Autor(en): Rommerskirchen, Lena
Lange, Leon
Osinsky, Roman 
Stichwörter: complex feedback; delay discounting; FMθ individual differences; Neurosciences; Neurosciences & Neurology; Physiology; Psychology; Psychology, Biological; Psychology, Experimental; reliability; reward positivity
Erscheinungsdatum: 2021
Herausgeber: WILEY
Enthalten in: PSYCHOPHYSIOLOGY
Band: 58
Ausgabe: 5
Zusammenfassung: 
In reinforcement learning, adaptive behavior depends on the ability to predict future outcomes based on previous decisions. The Reward Positivity (RewP) is thought to encode reward prediction errors in the anterior midcingulate cortex (aMCC) whenever these predictions are violated. Although the RewP has been extensively studied in the context of simple binary (win vs. loss) reward processing, recent studies suggest that the RewP scales complex feedback in a fine graded fashion. The aim of this study was to replicate and extend previous findings that the RewP reflects the integrated sum of instantaneous and delayed consequences of a singular outcome by increasing the feedback information content by a third temporal dimension.

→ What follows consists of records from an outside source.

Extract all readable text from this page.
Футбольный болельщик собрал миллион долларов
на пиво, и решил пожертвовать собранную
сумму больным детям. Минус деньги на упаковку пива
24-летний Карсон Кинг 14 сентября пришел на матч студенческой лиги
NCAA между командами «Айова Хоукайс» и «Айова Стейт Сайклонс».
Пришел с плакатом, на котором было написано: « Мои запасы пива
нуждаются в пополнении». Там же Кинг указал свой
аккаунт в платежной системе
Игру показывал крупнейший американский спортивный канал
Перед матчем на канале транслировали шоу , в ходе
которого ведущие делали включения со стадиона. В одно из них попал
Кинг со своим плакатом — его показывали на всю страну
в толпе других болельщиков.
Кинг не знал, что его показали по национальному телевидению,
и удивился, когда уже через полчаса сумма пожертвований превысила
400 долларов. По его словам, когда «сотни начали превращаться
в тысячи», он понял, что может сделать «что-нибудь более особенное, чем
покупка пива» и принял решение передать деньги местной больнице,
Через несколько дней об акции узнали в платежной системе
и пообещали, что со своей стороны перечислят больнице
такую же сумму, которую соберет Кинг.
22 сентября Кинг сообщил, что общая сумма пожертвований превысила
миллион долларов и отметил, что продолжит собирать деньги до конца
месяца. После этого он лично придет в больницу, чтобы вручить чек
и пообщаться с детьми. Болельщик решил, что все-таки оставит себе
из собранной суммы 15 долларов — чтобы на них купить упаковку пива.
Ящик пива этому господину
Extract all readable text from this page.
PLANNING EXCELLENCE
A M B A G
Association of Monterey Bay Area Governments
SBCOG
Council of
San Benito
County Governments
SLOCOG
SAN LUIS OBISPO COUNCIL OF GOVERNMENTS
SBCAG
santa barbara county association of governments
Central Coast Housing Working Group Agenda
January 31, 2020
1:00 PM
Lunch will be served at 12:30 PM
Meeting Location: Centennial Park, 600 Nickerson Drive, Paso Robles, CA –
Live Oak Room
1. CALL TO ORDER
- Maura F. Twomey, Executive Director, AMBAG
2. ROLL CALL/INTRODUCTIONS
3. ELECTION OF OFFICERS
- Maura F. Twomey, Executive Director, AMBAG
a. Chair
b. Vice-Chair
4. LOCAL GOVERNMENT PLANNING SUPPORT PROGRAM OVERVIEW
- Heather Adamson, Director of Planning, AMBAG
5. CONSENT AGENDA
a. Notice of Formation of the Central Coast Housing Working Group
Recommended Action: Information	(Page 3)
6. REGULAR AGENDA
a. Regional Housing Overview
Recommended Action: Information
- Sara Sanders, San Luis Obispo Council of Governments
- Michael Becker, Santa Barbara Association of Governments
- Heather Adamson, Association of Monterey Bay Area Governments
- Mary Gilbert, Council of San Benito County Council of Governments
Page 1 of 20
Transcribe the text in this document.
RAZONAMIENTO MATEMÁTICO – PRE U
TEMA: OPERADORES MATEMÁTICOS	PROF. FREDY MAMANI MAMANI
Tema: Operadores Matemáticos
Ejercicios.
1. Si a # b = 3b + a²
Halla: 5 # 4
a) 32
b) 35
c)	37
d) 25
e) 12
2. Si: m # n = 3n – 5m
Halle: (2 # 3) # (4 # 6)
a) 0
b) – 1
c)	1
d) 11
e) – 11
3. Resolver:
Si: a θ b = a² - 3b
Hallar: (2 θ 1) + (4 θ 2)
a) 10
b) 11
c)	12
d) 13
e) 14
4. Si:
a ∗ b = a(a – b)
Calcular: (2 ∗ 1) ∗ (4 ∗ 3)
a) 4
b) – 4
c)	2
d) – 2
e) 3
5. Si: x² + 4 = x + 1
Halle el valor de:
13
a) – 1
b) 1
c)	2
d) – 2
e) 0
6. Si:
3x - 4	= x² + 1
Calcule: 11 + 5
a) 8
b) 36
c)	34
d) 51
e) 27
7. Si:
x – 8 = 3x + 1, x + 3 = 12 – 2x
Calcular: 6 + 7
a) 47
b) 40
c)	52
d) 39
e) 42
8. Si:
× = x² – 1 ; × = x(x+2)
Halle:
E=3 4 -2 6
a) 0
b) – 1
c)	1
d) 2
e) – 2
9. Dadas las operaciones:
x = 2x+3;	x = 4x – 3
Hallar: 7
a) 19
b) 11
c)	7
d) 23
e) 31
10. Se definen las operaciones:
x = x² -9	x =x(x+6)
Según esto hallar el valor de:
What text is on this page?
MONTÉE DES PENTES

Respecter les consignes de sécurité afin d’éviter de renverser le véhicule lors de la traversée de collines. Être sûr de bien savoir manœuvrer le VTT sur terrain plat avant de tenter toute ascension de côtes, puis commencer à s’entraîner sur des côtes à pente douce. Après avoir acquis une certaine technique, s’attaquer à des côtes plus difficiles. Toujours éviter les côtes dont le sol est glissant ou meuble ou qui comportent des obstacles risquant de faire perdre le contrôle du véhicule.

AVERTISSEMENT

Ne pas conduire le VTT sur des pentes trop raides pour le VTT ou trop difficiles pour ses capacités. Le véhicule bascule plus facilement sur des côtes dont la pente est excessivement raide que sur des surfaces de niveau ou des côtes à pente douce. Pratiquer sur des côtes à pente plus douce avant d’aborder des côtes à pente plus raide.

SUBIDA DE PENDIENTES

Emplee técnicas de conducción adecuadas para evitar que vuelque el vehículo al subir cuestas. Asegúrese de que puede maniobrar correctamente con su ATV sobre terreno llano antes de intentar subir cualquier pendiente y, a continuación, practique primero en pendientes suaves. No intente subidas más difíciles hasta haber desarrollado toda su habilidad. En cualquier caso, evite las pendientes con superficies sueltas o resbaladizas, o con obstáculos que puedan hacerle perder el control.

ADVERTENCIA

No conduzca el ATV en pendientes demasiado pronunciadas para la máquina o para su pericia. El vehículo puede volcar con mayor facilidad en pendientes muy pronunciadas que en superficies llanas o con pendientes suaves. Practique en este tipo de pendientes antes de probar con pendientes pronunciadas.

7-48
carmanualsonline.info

We used a complex reinforcement-learning task where each option was associated with an immediate, intermediate and delayed monetary outcome and analyzed the RewP in the time domain as well as fronto-medial theta power in the time-frequency domain. To test if the RewP sensitivity to the three outcome dimensions reflect stable trait-like individual differences in reward processing, a retesting session took place 3 months later. The results confirm that the RewP reflects the integrated value of complex temporally extended consequences in a stable manner, albeit there was no relation to behavioral choice. Our findings indicate that the medial frontal cortex receives fine graded information about complex action outcomes that, however, may not necessarily translate to cognitive or behavioral control processes.